FinCEN Advisory to Financial Institutions on E-Mail Compromise Fraud Schemes
September 07, 2016 / Source: FinCEN
Issued: September 06, 2016
Subject: Advisory to Financial Institutions on E-Mail Compromise Fraud Schemes Criminals are actively using e-mail schemes to defraud financial institutions and their customers—billions of dollars in possible losses.
The Financial Crimes Enforcement Network (FinCEN) is issuing this advisory to help financial institutions guard against a growing number of e-mail fraud schemes in which criminals misappropriate funds by deceiving financial institutions and their customers into conducting wire transfers. This advisory also provides red flags—developed in consultation with the Federal Bureau of Investigation (FBI) and the U.S. Secret Service (USSS)—that financial institutions may use to identify and prevent such e-mail fraud schemes.
E-mail Compromise Fraud:
Schemes in which criminals compromise the e-mail accounts of victims to send fraudulent wire transfer instructions to financial institutions in order to misappropriate funds. The main types of e-mail compromise fraud include:
Business E-mail Compromise (BEC):
Targets a financial institution’s commercial customers.
E-mail Account Compromise (EAC):
Targets a victim’s personal accounts.
BEC and EAC schemes are among the growing trend of cyber-enabled crime adversely affecting financial institutions.
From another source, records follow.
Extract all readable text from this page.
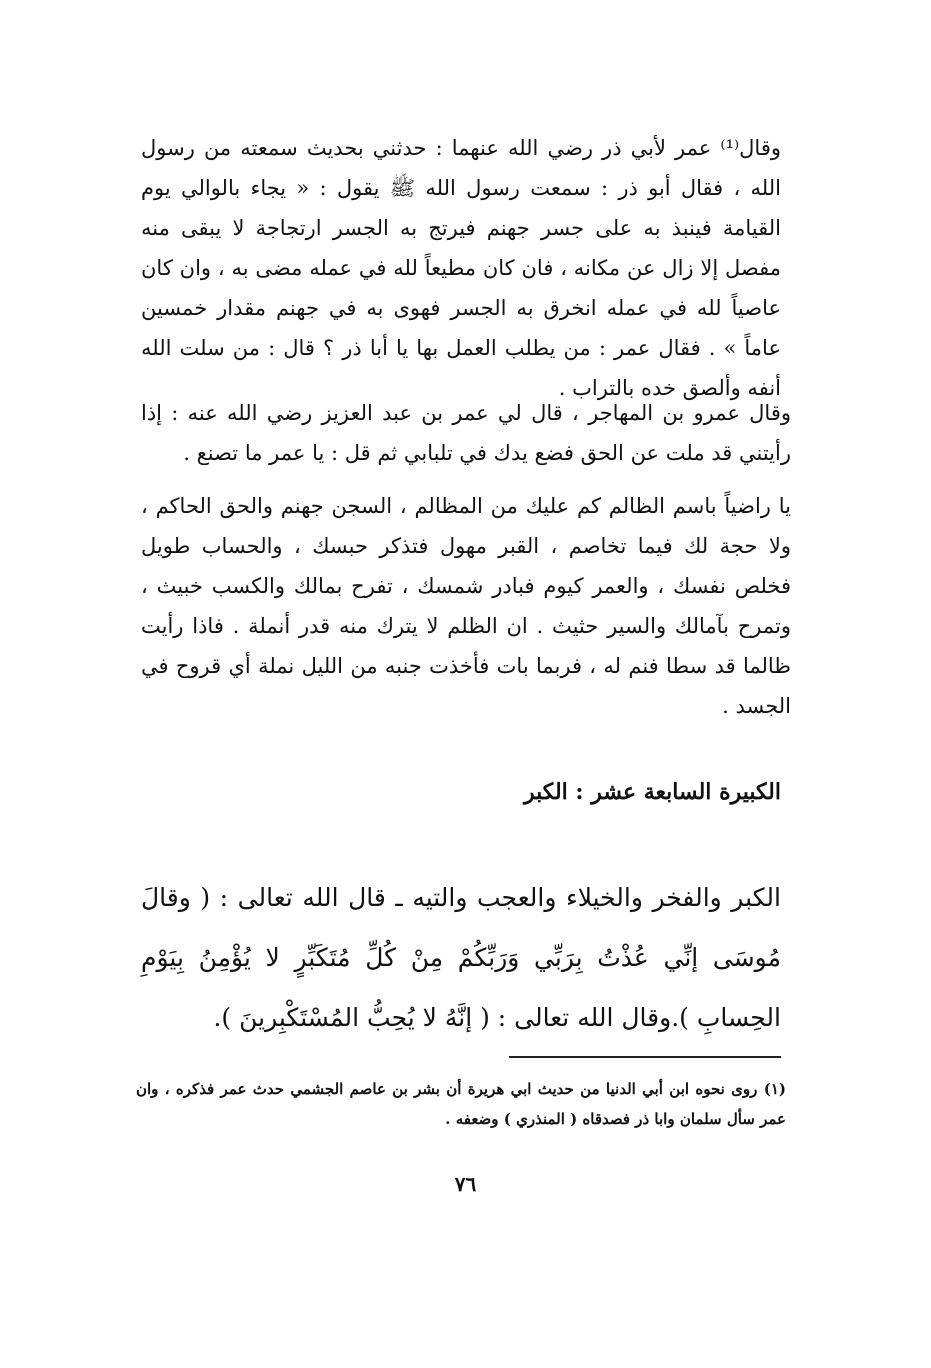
وقال⁽¹⁾ عمر لأبي ذر رضي الله عنهما : حدثني بحديث سمعته من رسول الله ، فقال أبو ذر : سمعت رسول الله ﷺ يقول : « يجاء بالوالي يوم القيامة فينبذ به على جسر جهنم فيرتج به الجسر ارتجاجة لا يبقى منه مفصل إلا زال عن مكانه ، فان كان مطيعاً لله في عمله مضى به ، وان كان عاصياً لله في عمله انخرق به الجسر فهوى به في جهنم مقدار خمسين عاماً » . فقال عمر : من يطلب العمل بها يا أبا ذر ؟ قال : من سلت الله أنفه وألصق خده بالتراب .

وقال عمرو بن المهاجر ، قال لي عمر بن عبد العزيز رضي الله عنه : إذا رأيتني قد ملت عن الحق فضع يدك في تلبابي ثم قل : يا عمر ما تصنع .

يا راضياً باسم الظالم كم عليك من المظالم ، السجن جهنم والحق الحاكم ، ولا حجة لك فيما تخاصم ، القبر مهول فتذكر حبسك ، والحساب طويل فخلص نفسك ، والعمر كيوم فبادر شمسك ، تفرح بمالك والكسب خبيث ، وتمرح بآمالك والسير حثيث . ان الظلم لا يترك منه قدر أنملة . فاذا رأيت ظالما قد سطا فنم له ، فربما بات فأخذت جنبه من الليل نملة أي قروح في الجسد .

الكبيرة السابعة عشر : الكبر

الكبر والفخر والخيلاء والعجب والتيه ـ قال الله تعالى : ( وقالَ مُوسَى إنِّي عُذْتُ بِرَبِّي وَرَبِّكُمْ مِنْ كُلِّ مُتَكَبِّرٍ لا يُؤْمِنُ بِيَوْمِ الحِسابِ ).وقال الله تعالى : ( إنَّهُ لا يُحِبُّ المُسْتَكْبِرينَ ).

(١) روى نحوه ابن أبي الدنيا من حديث ابي هريرة أن بشر بن عاصم الجشمي حدث عمر فذكره ، وان عمر سأل سلمان وابا ذر فصدقاه ( المنذري ) وضعفه .

٧٦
Since 2013, there have been approximately 22,000 reported cases of BEC and EAC fraud involving $3.1 billion.1 In some cases, financial institutions have absorbed losses through reimbursing customers victimized by e-mail compromise fraud. Financial institutions can play an important role in identifying, preventing, and reporting fraud schemes by promoting greater communication and collaboration among their internal anti-money laundering (AML), business, fraud prevention, and cybersecurity units.